Background/aims: The aim of this study was to evaluate the impact of diabetes mellitus (DM) on in-hospital and 1-year mortality in patients who suffered acute myocardial infarction (AMI) and underwent successful percutaneous coronary intervention (PCI).

Methods: Among 5,074 consecutive patients from the Korea AMI Registry with successful revascularization between November 2005 and June 2007, 1,412 patients had a history of DM.

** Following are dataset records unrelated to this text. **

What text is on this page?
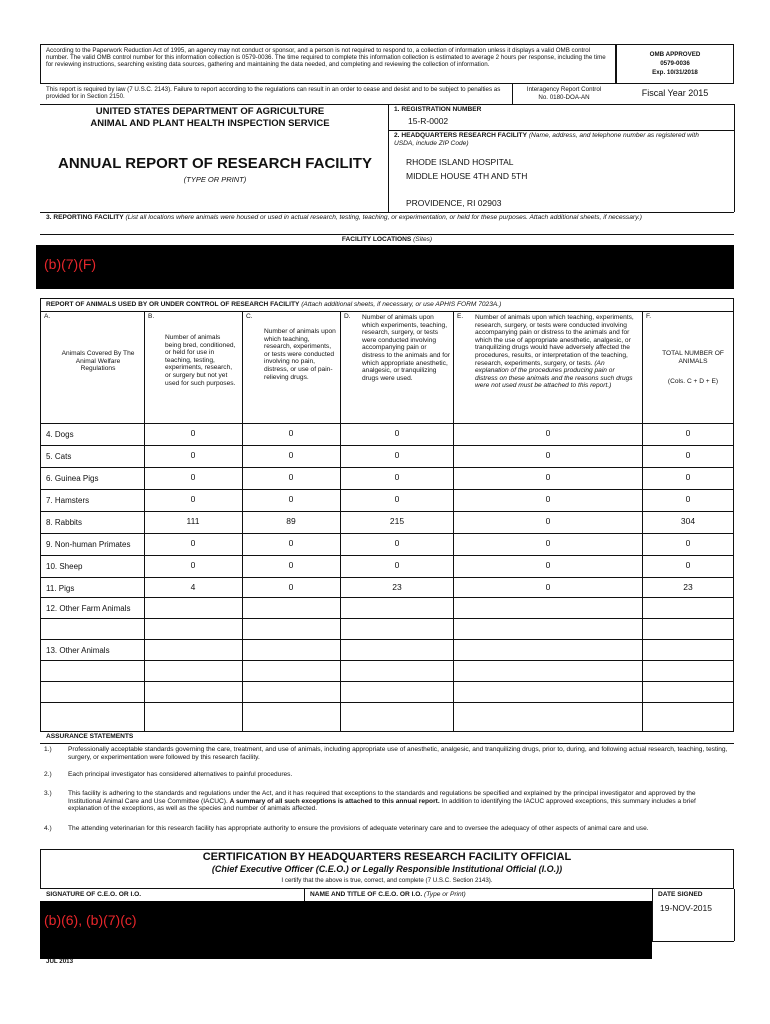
According to the Paperwork Reduction Act of 1995, an agency may not conduct or sponsor, and a person is not required to respond to, a collection of information unless it displays a valid OMB control number. The valid OMB control number for this information collection is 0579-0036. The time required to complete this information collection is estimated to average 2 hours per response, including the time for reviewing instructions, searching existing data sources, gathering and maintaining the data needed, and completing and reviewing the collection of information.
OMB APPROVED
0579-0036
Exp. 10/31/2018
This report is required by law (7 U.S.C. 2143). Failure to report according to the regulations can result in an order to cease and desist and to be subject to penalties as provided for in Section 2150.
Interagency Report Control
No. 0180-DOA-AN	Fiscal Year 2015
UNITED STATES DEPARTMENT OF AGRICULTURE
ANIMAL AND PLANT HEALTH INSPECTION SERVICE
ANNUAL REPORT OF RESEARCH FACILITY
(TYPE OR PRINT)
1. REGISTRATION NUMBER
15-R-0002
2. HEADQUARTERS RESEARCH FACILITY (Name, address, and telephone number as registered with USDA, include ZIP Code)
RHODE ISLAND HOSPITAL
MIDDLE HOUSE 4TH AND 5TH
PROVIDENCE, RI 02903
3. REPORTING FACILITY (List all locations where animals were housed or used in actual research, testing, teaching, or experimentation, or held for these purposes. Attach additional sheets, if necessary.)
FACILITY LOCATIONS (Sites)
(b)(7)(F)
REPORT OF ANIMALS USED BY OR UNDER CONTROL OF RESEARCH FACILITY (Attach additional sheets, if necessary, or use APHIS FORM 7023A.)
A.
Animals Covered By The Animal Welfare Regulations
B.
Number of animals being bred, conditioned, or held for use in teaching, testing, experiments, research, or surgery but not yet used for such purposes.
C.
Number of animals upon which teaching, research, experiments, or tests were conducted involving no pain, distress, or use of pain-relieving drugs.
D. Number of animals upon which experiments, teaching, research, surgery, or tests were conducted involving accompanying pain or distress to the animals and for which appropriate anesthetic, analgesic, or tranquilizing drugs were used.
E. Number of animals upon which teaching, experiments, research, surgery, or tests were conducted involving accompanying pain or distress to the animals and for which the use of appropriate anesthetic, analgesic, or tranquilizing drugs would have adversely affected the procedures, results, or interpretation of the teaching, research, experiments, surgery, or tests. (An explanation of the procedures producing pain or distress on these animals and the reasons such drugs were not used must be attached to this report.)
F.
TOTAL NUMBER OF ANIMALS
(Cols. C + D + E)
4. Dogs	0	0	0	0	0
5. Cats	0	0	0	0	0
6. Guinea Pigs	0	0	0	0	0
7. Hamsters	0	0	0	0	0
8. Rabbits	111	89	215	0	304
9. Non-human Primates	0	0	0	0	0
10. Sheep	0	0	0	0	0
11. Pigs	4	0	23	0	23
12. Other Farm Animals
13. Other Animals
ASSURANCE STATEMENTS
1.) Professionally acceptable standards governing the care, treatment, and use of animals, including appropriate use of anesthetic, analgesic, and tranquilizing drugs, prior to, during, and following actual research, teaching, testing, surgery, or experimentation were followed by this research facility.
2.) Each principal investigator has considered alternatives to painful procedures.
3.) This facility is adhering to the standards and regulations under the Act, and it has required that exceptions to the standards and regulations be specified and explained by the principal investigator and approved by the Institutional Animal Care and Use Committee (IACUC). A summary of all such exceptions is attached to this annual report. In addition to identifying the IACUC approved exceptions, this summary includes a brief explanation of the exceptions, as well as the species and number of animals affected.
4.) The attending veterinarian for this research facility has appropriate authority to ensure the provisions of adequate veterinary care and to oversee the adequacy of other aspects of animal care and use.
CERTIFICATION BY HEADQUARTERS RESEARCH FACILITY OFFICIAL
(Chief Executive Officer (C.E.O.) or Legally Responsible Institutional Official (I.O.))
I certify that the above is true, correct, and complete (7 U.S.C. Section 2143).
SIGNATURE OF C.E.O. OR I.O.	NAME AND TITLE OF C.E.O. OR I.O. (Type or Print)	DATE SIGNED
19-NOV-2015
(b)(6), (b)(7)(c)
JUL 2013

Results: The DM group had a higher mean age prevalence of history of hypertension, dyslipidemia, ischemic heart disease, high Killip class, and diagnoses as non-ST elevation MI than the non-DM group. Left ventricular ejection fraction (LVEF) and creatinine clearance were lower in the DM group, which also had a significantly higher incidence of in-hospital and 1-year mortality of hospital survivors (4.6% vs. 2.8%, p = 0.002; 5.0% vs. 2.5%, p < 0.001). A multivariate analysis revealed that independent predictors of in-hospital mortality were Killip class IV or III at admission, use of angiotensin converting enzyme inhibitors or angiotensin-II receptor blockers, LVEF, creatinine clearance, and a diagnosis of ST-elevated MI but not DM. However, a multivariate Cox regression analysis showed that DM was an independent predictor of 1-year mortality (hazard ratio, 1.504; 95% confidence interval, 1.032 to 2.191).

Conclusions: DM has a higher association with 1-year mortality than in-hospital mortality in patients with AMI who underwent successful PCI. Therefore, even when patients with AMI and DM undergo successful PCI, they may require further intensive treatment and continuous attention.